The AADE’s Mission And Goals
The AADE (American Association of Diabetes Educators) seeks to advance the role of the diabetes educator and improve the quality of diabetes education and care. We have several goals :
• Advance recognition of diabetes education as central to diabetes care
• Promote professional development
• Increase demand for diabetes education within the evolving health care system
• Develop the organization that effectively and efficiently meets member needs
Source: American Association of Diabetes Educators (www.aadenet.org)

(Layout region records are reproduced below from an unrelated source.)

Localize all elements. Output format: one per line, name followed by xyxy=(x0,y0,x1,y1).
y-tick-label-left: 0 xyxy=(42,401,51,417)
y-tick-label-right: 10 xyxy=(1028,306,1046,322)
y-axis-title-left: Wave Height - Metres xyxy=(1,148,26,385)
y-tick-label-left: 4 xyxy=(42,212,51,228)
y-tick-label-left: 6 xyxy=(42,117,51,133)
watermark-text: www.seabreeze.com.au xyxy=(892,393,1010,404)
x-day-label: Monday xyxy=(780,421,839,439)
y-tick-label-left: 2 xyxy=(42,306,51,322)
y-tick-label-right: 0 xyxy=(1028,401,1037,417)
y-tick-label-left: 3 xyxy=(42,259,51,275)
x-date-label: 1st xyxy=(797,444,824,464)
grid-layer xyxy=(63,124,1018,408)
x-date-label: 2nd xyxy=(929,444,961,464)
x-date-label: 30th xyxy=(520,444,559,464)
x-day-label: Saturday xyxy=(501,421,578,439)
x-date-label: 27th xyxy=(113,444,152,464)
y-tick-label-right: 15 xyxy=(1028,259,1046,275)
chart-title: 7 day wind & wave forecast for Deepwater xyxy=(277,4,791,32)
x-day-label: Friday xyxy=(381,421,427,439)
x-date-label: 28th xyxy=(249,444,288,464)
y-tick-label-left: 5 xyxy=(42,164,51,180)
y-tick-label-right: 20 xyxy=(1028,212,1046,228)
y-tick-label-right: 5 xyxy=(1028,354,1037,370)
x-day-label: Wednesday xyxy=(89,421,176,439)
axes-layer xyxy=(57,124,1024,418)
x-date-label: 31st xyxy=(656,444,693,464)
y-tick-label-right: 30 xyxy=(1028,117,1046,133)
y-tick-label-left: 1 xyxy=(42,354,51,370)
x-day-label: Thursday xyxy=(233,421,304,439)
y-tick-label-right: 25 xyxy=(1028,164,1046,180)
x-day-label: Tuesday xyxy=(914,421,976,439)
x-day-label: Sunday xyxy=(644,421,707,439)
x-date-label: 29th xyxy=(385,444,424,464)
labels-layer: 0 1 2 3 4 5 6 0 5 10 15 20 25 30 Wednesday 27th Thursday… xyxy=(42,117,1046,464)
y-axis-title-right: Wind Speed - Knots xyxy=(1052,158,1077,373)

Our main responsibility is to improve the lives of people with diabetes by advocating for them. We spend our careers making sure that the whole health care team understands that each patient was a person before he or she was a patient with diabetes. Members of the team must understand that patients’ entire lives and their families’ lives are affected by diabetes, and it is essential to treat each patient not just as a case but as a human being who has health problems.

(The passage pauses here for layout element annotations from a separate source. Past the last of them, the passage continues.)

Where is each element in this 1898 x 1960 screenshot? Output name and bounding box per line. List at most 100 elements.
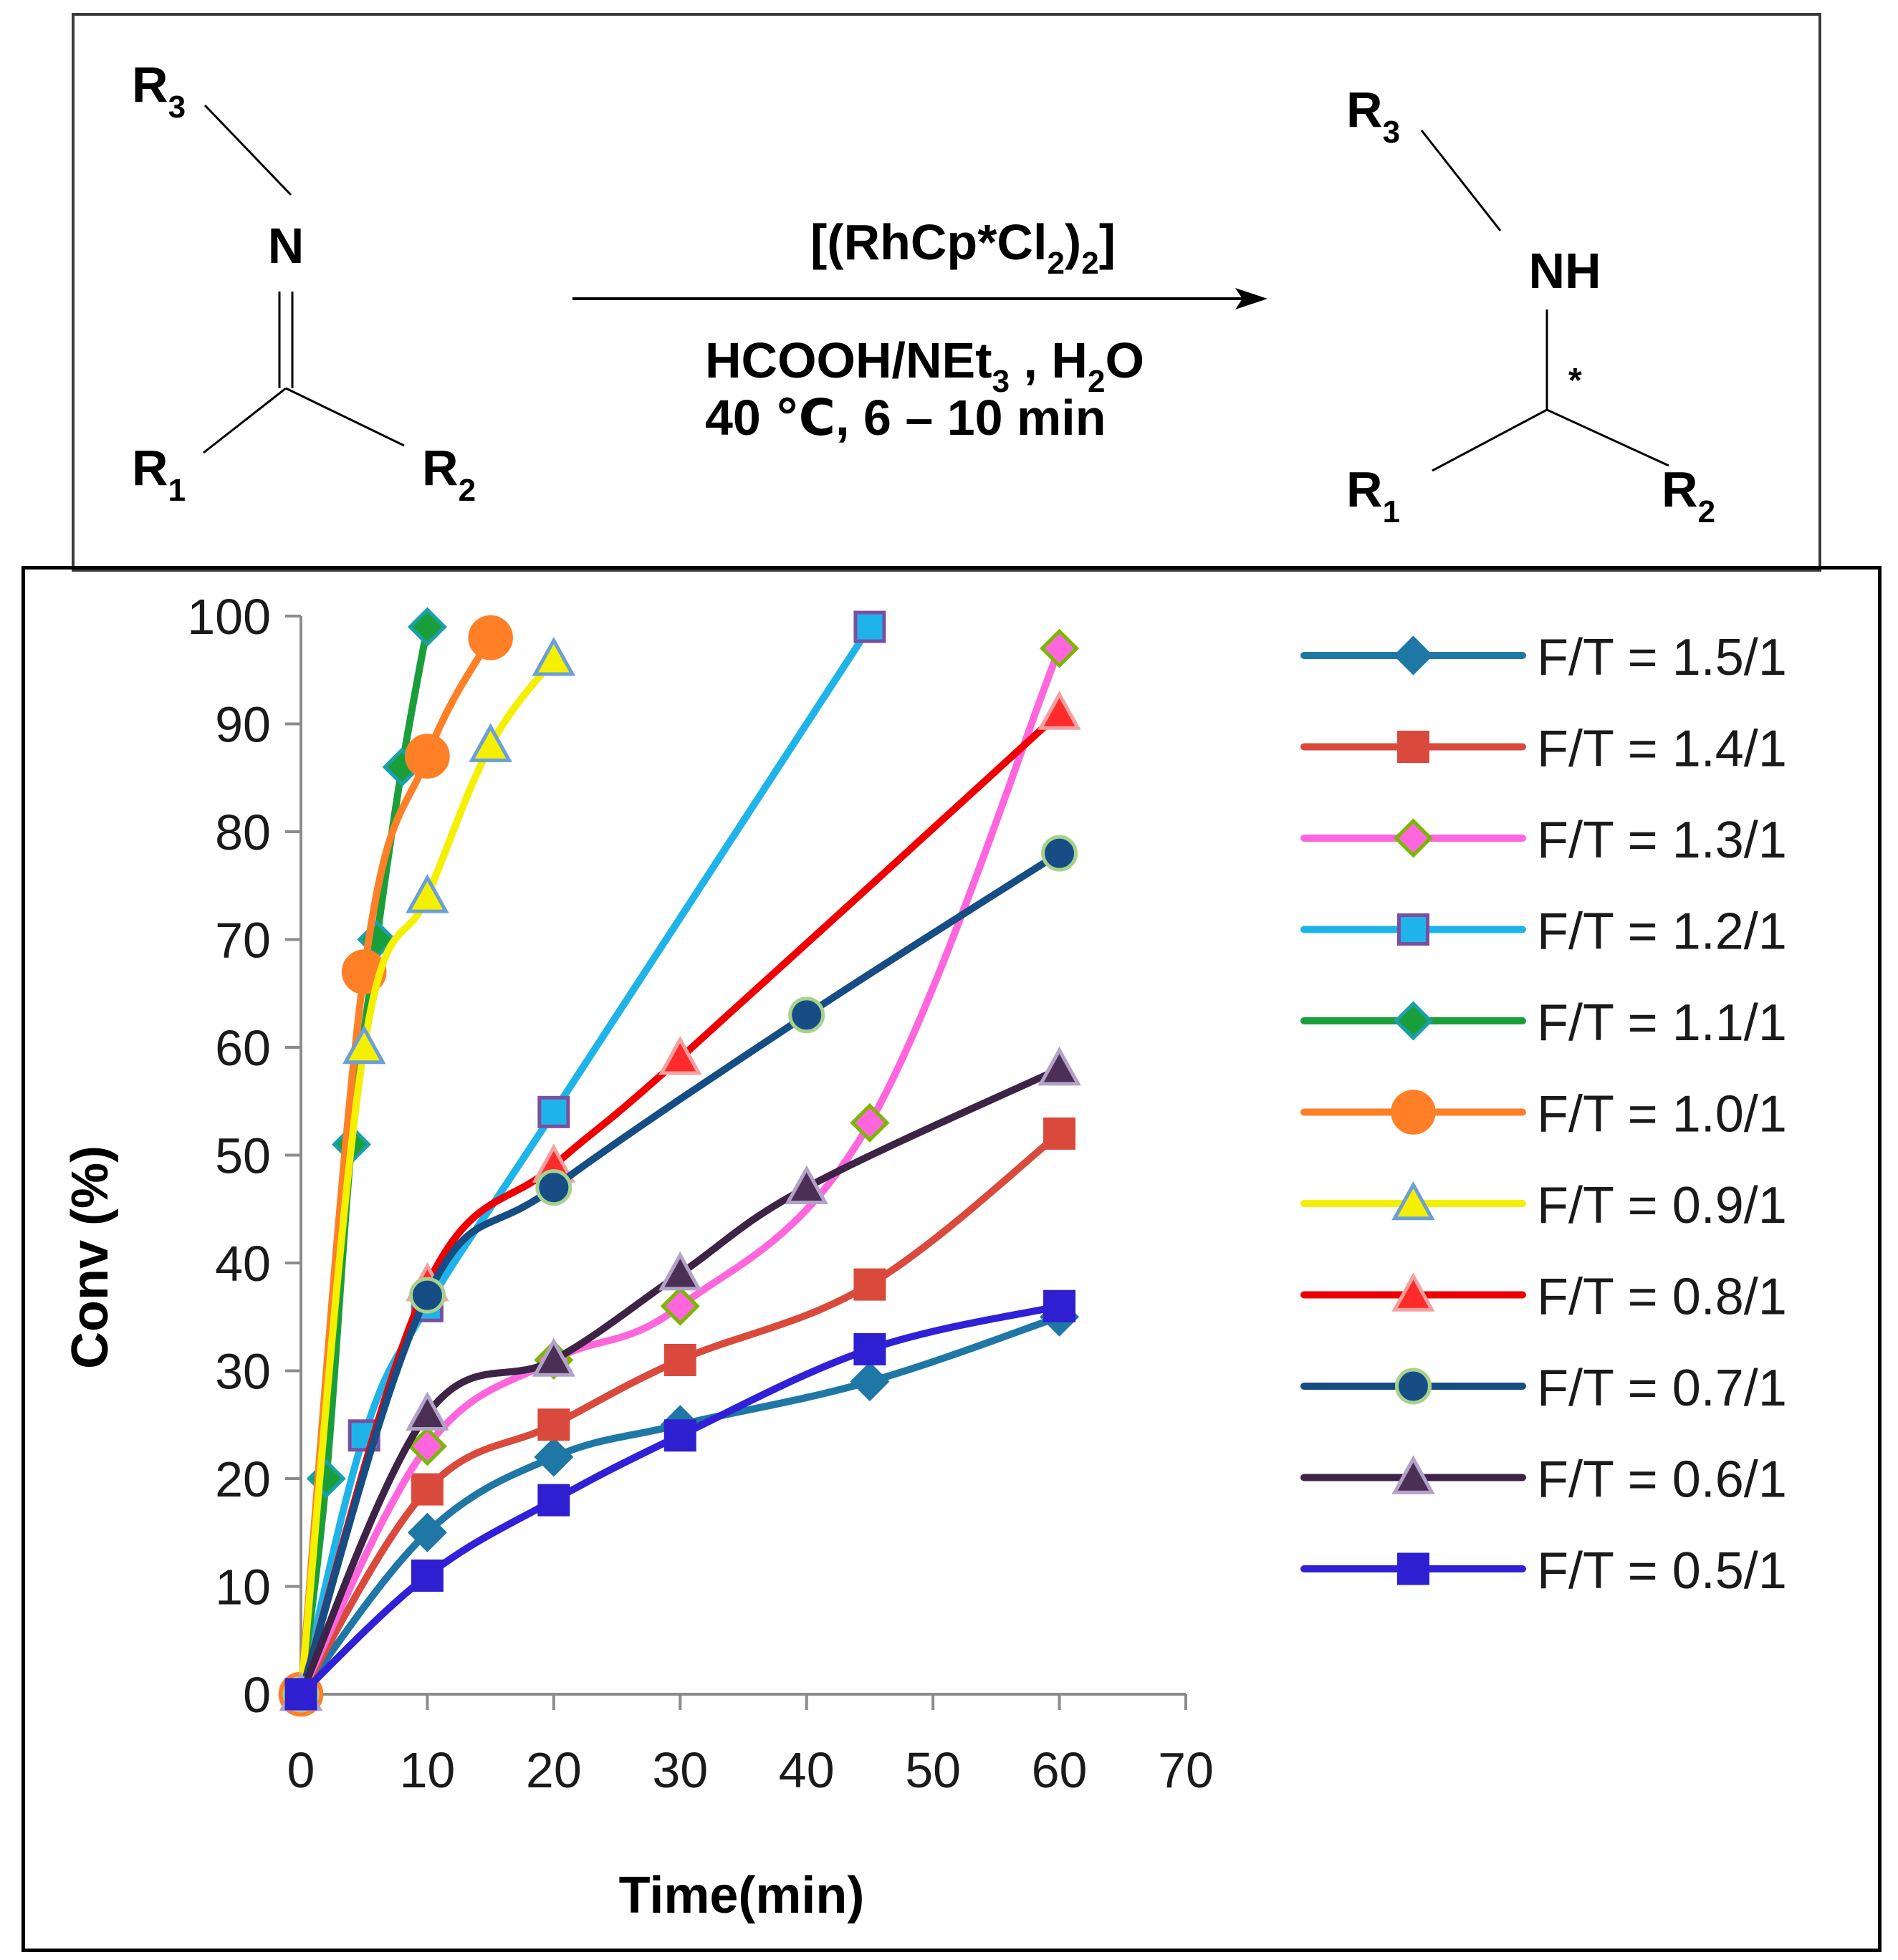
data-point-marker [658,1035,702,1075]
x-axis-label: Time(min) [619,1867,865,1924]
legend-entry: F/T = 1.1/1 [1300,994,1787,1052]
data-point-marker [1393,1001,1434,1041]
data-point-marker [406,1391,449,1431]
legend-label: F/T = 1.2/1 [1537,903,1787,961]
legend-entry: F/T = 1.5/1 [1300,629,1787,686]
product-amine: R3 NH * R1 R2 [1346,82,1715,529]
legend-entry: F/T = 1.3/1 [1300,812,1787,869]
legend-entry: F/T = 1.2/1 [1300,903,1787,961]
legend-entry: F/T = 0.8/1 [1300,1269,1787,1326]
data-point-marker [1391,1090,1436,1135]
data-point-marker [411,1473,444,1506]
data-point-marker [535,1169,572,1206]
data-point-marker [407,1512,447,1552]
data-point-marker [663,1343,696,1376]
reactant-bond-c-r1 [203,387,287,454]
reactant-r1-label: R1 [132,440,186,508]
product-bond-n-r3 [1420,130,1502,231]
legend-label: F/T = 0.9/1 [1537,1177,1787,1234]
data-point-marker [1393,818,1434,858]
y-tick-label: 30 [215,1344,271,1400]
data-point-marker [469,723,512,762]
data-point-marker [1393,635,1434,676]
reactant-imine: R3 N R1 R2 [132,57,476,508]
x-tick-label: 10 [399,1742,455,1798]
reaction-arrow-head [1235,288,1267,309]
series-line [297,623,873,1698]
data-point-marker [853,1332,886,1365]
data-point-marker [537,1095,570,1128]
legend: F/T = 1.5/1 F/T = 1.4/1 F/T = 1.3/1 F/T = 1… [1300,629,1787,1600]
series-line [297,1313,1063,1698]
legend-entry: F/T = 0.5/1 [1300,1542,1787,1600]
x-tick-label: 50 [905,1742,961,1798]
series [278,607,1081,1717]
data-point-marker [284,1678,317,1711]
data-point-marker [537,1484,570,1517]
data-point-marker [411,1559,444,1592]
catalyst-label: [(RhCp*Cl2)2] [810,214,1116,281]
y-axis-label: Conv (%) [62,1145,119,1369]
data-point-marker [853,610,886,643]
legend-entry: F/T = 0.9/1 [1300,1177,1787,1234]
data-point-marker [407,1426,447,1466]
data-point-marker [1037,691,1081,730]
reaction-arrow-group: [(RhCp*Cl2)2] HCOOH/NEt3 , H2O 40 ℃, 6 –… [572,214,1267,446]
conditions-line-2: 40 ℃, 6 – 10 min [705,390,1106,446]
y-tick-label: 100 [187,589,271,645]
legend-entry: F/T = 1.0/1 [1300,1086,1787,1143]
data-point-marker [660,1286,700,1326]
legend-entry: F/T = 0.7/1 [1300,1360,1787,1417]
series-line [297,1130,1063,1698]
y-tick-label: 50 [215,1128,271,1184]
data-point-marker [405,734,450,779]
legend-entry: F/T = 1.4/1 [1300,721,1787,778]
data-point-marker [408,1277,446,1314]
data-point-marker [537,1408,570,1441]
legend-label: F/T = 1.4/1 [1537,721,1787,778]
series-line [297,645,1063,1698]
reaction-scheme-box: R3 N R1 R2 [(RhCp*Cl2)2] HCOOH/NEt3 , H2… [72,13,1821,572]
reactant-bond-n-r3 [203,104,292,196]
data-point-marker [663,1419,696,1452]
y-tick-label: 90 [215,697,271,753]
y-tick-label: 70 [215,913,271,969]
data-point-marker [1037,1046,1081,1086]
data-point-marker [407,607,447,647]
y-tick-label: 0 [243,1667,271,1723]
data-point-marker [1391,1455,1435,1494]
data-point-marker [1043,1289,1076,1322]
product-r2-label: R2 [1662,461,1715,529]
product-bond-c-r1 [1432,408,1548,472]
data-point-marker [342,1024,386,1065]
conditions-line-1: HCOOH/NEt3 , H2O [705,332,1144,399]
reaction-scheme: R3 N R1 R2 [(RhCp*Cl2)2] HCOOH/NEt3 , H2… [132,57,1715,529]
x-tick-label: 60 [1032,1742,1088,1798]
legend-entry: F/T = 0.6/1 [1300,1451,1787,1509]
series-6 [279,637,576,1711]
product-r3-label: R3 [1346,82,1400,150]
data-point-marker [788,996,825,1034]
data-point-marker [468,615,513,660]
legend-label: F/T = 0.6/1 [1537,1451,1787,1509]
data-point-marker [532,1337,576,1377]
series-2 [281,628,1080,1714]
x-tick-label: 70 [1158,1742,1214,1798]
data-point-marker [1041,835,1078,872]
x-tick-label: 20 [526,1742,582,1798]
y-tick-label: 20 [215,1451,271,1507]
series-10 [284,1289,1076,1711]
data-point-marker [850,1362,890,1402]
data-point-marker [1397,1552,1429,1585]
legend-label: F/T = 1.0/1 [1537,1086,1787,1143]
y-tick-label: 40 [215,1236,271,1292]
product-r1-label: R1 [1346,461,1400,529]
reactant-bond-c-r2 [285,387,405,447]
data-point-marker [406,874,449,913]
y-tick-label: 10 [215,1560,271,1615]
series-line [297,1065,1063,1698]
chart-box: 0 10 20 30 40 50 60 70 80 90 100 0 10 20 30 40 50 60 70 C… [21,566,1882,1952]
x-ticks: 0 10 20 30 40 50 60 70 [287,1694,1214,1798]
data-point-marker [532,637,576,676]
x-tick-label: 30 [652,1742,708,1798]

We believe that a multidisciplinary team working together with a patient can help the patient do much better than a patient working alone with one health care provider, and now we have documentation to support this approach. The DCCT [Diabetes Control
and Complications Trial] showed that people who received intensive therapy with frequent visits with a health care team did better than those who were treated traditionally. The UKPDS [United Kingdom Prospective Diabetes Study] and several other studies have also shown the advantages of this multifaceted,
team approach.
We have to remember that the only person who can really control diabetes is the patient. If patients do not manage their diabetes, it does not matter what medications we tell them to take. They are the ones who choose what they eat; they are the ones who choose whether they will or will not exercise. So the biggest job diabetes educators have is to motivate patients to want to take care of themselves.